Was Cape Town – from a resident’s perspective rather than a tourist one – as beautiful as people claimed it was? Would I still be the same person I was when I left, or would I change for the better as I’d set out to do? Would I change for the worse as often happens in these situations? Would I forget what it was like to live in my home country? Would I become yet another addition to the diaspora group that thinks they know more than the people back home? You know the ones I’m talking about; they have all the ideas on how to make the country better but are afraid to put those ideas into action themselves, let alone go back home and live as their families live. Would I become one of them? Would I crumble?
Finally, the city centre. I looked out into the streets, trying to make out friend from foe. Unfortunately, and embarrassingly, the only criteria I could use for this were the stereotypes I’d been fed all my life. Each muscle in my body tensed up as soon as I set my foot on the ground. I huddled with my luggage until my sister came to fetch me, and finally, I was on my way to my new home.
The first few days were riddled with interesting discoveries. I’d suddenly grown clumsier, and my jaywalking skills had apparently deserted me (I almost got run over by a car). My brother looked more like me now, and he was still up to no good – giving me vague instructions to see if I’d get it, then laughing at me when I didn’t. Mass was celebrated exactly the same way as it was done back home. I mean, it shouldn’t have surprised me, but it did and it made me smile. (Smiling was awkward because it was Ash Wednesday and I was supposed to be sombre.) I’d also eaten like a pig right before Mass, which was a shameful revelation as to how I needed to be reminded to fast on this important day.

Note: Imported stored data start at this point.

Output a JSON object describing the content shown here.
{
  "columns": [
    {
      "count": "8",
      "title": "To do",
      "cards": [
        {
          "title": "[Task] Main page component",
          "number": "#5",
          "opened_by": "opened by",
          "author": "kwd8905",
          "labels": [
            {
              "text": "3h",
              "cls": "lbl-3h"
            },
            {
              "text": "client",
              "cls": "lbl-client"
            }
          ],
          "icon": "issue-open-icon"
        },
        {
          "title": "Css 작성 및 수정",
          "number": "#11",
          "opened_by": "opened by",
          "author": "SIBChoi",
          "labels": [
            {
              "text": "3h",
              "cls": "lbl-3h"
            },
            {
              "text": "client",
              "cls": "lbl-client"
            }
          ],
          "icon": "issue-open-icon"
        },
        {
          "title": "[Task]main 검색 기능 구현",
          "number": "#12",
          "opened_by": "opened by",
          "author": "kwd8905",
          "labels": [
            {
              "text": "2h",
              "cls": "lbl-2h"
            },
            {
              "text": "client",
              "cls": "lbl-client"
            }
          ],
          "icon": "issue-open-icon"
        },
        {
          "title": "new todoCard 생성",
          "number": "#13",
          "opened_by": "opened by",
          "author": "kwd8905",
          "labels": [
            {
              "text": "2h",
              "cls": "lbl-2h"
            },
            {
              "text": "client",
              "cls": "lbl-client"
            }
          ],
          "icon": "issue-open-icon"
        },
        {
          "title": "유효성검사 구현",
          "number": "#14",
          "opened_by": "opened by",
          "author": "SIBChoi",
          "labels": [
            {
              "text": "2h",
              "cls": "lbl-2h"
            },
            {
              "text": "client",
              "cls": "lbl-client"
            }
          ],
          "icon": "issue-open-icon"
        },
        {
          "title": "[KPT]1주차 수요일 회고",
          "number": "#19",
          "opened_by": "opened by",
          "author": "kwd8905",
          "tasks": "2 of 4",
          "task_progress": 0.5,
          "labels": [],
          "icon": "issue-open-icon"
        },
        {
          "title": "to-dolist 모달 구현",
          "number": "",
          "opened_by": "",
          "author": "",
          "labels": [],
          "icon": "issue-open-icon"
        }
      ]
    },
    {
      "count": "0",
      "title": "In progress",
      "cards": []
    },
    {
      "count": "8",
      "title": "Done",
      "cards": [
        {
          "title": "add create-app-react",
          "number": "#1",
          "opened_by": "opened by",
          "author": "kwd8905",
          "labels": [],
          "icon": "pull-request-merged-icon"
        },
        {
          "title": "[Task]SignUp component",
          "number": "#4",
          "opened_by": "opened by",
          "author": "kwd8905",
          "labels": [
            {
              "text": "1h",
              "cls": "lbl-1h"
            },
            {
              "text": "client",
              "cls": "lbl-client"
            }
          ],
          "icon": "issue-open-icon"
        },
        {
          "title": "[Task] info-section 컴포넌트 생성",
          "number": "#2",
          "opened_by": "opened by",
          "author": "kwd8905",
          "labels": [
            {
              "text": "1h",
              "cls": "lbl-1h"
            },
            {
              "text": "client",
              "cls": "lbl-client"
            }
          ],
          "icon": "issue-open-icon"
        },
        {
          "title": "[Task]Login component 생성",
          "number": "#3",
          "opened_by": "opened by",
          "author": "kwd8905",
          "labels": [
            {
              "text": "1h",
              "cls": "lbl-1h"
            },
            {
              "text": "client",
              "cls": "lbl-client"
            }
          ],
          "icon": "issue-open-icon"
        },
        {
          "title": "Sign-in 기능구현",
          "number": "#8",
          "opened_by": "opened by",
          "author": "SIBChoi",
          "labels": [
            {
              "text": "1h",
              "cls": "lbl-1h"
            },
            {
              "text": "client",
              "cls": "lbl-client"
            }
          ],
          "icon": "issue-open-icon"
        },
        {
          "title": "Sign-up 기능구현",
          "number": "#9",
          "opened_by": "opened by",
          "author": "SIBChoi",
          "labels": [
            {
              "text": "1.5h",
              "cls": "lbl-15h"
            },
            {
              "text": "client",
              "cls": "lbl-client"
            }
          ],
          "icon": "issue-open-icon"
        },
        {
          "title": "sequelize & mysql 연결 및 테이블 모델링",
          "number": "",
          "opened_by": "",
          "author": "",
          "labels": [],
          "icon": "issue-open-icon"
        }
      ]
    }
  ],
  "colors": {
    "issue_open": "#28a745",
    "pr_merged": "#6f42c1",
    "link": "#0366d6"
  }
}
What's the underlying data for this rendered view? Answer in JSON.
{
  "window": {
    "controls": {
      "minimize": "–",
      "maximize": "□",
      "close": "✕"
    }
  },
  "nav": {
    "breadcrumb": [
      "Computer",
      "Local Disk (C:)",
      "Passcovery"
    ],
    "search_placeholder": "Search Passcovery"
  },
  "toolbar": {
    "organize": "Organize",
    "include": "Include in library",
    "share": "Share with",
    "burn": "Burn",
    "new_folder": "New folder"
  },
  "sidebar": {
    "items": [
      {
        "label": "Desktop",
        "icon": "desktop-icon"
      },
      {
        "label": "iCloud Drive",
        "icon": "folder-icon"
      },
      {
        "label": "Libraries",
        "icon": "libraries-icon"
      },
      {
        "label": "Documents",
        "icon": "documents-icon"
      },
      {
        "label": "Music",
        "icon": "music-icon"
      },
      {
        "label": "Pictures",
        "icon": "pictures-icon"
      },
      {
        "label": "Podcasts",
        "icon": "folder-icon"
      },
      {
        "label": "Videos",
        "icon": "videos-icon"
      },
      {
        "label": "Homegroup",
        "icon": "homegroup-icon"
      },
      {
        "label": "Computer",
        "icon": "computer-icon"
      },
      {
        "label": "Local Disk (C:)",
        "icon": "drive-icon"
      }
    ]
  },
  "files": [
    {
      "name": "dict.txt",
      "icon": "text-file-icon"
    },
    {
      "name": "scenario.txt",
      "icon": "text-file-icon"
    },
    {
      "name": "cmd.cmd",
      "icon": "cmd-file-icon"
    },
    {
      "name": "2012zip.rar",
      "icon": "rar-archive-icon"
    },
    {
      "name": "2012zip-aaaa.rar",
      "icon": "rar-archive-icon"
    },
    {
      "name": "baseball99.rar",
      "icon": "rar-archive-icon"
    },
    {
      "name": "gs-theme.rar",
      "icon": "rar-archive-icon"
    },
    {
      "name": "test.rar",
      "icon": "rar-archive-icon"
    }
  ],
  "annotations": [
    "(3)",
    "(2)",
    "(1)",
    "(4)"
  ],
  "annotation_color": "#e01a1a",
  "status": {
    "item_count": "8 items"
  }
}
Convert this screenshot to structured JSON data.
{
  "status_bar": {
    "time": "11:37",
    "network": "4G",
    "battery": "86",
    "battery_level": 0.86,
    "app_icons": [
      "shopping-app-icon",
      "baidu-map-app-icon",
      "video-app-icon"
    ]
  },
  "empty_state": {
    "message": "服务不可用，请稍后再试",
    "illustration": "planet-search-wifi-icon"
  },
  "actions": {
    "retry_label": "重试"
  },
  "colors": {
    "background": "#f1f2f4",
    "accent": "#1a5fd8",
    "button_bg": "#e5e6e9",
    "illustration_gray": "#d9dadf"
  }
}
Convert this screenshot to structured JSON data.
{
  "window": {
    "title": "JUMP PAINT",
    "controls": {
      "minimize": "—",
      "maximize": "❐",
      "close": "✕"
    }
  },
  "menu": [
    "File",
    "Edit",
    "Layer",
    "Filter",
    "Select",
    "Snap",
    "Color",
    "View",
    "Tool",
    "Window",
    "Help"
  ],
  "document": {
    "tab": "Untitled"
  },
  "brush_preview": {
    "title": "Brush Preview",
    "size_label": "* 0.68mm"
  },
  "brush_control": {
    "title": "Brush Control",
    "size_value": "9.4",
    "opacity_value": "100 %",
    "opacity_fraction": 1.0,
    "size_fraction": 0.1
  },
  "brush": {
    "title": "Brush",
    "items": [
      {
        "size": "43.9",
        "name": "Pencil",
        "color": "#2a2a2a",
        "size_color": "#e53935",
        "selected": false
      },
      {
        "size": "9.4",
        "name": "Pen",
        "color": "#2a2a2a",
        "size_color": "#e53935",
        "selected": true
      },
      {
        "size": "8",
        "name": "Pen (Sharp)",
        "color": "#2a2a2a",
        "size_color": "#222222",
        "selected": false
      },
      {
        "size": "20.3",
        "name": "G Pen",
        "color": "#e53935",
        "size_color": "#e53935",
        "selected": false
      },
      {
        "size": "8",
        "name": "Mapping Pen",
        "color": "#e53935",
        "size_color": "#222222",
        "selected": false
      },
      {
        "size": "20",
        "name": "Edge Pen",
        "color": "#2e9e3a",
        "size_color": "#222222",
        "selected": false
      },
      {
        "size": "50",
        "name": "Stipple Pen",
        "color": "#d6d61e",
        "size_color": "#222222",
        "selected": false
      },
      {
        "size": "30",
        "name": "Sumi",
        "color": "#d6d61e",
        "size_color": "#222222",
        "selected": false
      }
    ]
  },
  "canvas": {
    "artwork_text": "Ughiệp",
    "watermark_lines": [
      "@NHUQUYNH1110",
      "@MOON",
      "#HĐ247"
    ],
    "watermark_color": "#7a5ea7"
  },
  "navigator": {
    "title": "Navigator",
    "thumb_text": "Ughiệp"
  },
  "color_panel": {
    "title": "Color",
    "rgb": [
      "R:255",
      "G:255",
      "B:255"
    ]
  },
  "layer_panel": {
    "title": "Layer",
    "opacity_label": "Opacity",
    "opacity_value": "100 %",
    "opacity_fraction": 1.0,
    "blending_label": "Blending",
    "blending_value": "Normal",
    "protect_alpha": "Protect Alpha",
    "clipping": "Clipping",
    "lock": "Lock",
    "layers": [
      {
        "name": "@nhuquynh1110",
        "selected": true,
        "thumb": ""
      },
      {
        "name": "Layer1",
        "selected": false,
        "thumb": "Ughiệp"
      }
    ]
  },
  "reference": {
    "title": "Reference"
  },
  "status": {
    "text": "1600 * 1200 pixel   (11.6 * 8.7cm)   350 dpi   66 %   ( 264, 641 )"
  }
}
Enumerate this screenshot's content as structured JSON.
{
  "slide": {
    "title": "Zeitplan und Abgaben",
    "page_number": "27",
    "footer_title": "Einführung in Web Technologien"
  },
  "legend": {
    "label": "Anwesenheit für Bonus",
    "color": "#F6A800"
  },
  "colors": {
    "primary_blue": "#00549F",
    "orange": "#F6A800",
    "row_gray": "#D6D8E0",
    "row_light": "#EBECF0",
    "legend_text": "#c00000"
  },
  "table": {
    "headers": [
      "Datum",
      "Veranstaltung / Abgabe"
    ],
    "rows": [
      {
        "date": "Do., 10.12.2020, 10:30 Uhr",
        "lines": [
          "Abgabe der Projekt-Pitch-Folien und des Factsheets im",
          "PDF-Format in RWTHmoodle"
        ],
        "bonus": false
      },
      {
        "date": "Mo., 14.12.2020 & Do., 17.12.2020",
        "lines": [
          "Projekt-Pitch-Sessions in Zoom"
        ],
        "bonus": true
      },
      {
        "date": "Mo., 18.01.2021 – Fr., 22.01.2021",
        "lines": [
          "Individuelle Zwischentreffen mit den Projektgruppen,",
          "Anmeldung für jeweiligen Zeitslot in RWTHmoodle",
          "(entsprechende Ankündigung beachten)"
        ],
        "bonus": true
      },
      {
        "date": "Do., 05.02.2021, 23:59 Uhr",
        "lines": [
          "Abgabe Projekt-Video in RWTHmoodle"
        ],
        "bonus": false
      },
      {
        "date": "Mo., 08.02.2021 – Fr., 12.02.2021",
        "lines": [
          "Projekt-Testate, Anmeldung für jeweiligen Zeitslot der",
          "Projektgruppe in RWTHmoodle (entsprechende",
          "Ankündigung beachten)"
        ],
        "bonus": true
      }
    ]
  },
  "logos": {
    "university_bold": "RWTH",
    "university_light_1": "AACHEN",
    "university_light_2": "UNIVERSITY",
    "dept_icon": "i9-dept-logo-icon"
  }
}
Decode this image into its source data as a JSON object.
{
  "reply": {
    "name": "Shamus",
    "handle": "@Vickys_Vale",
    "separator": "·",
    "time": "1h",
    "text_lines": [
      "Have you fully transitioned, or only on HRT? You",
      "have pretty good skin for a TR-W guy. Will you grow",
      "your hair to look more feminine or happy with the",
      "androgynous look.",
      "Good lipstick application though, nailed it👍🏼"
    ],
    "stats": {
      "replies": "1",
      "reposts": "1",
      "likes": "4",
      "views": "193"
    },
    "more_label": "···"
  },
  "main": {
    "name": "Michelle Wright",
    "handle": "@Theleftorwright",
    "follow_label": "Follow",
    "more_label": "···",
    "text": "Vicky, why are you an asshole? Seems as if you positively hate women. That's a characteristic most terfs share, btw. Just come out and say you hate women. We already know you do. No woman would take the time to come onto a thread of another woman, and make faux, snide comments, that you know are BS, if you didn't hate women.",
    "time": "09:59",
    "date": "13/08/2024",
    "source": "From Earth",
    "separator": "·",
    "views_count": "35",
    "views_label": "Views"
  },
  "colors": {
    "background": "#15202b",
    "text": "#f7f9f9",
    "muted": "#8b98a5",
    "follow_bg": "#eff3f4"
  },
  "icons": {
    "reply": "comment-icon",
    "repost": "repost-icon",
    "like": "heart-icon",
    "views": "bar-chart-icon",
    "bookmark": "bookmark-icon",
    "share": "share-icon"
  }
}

My friends keep asking me if I’m enjoying myself. Short answer: Yes. Long answer: It’s too early to tell. The dust hasn’t settled, and I’m still in awe of the views I saw and the roads that are devoid of even a suggestion of a pothole. Maybe when I’m finally back to being me, and I’ve begun to tackle each of those fears head on (because it’s in my nature to face my fears, except chameleons) I’ll come back and realise my first impression was wrong and Cape Town is not as daunting as I thought it was.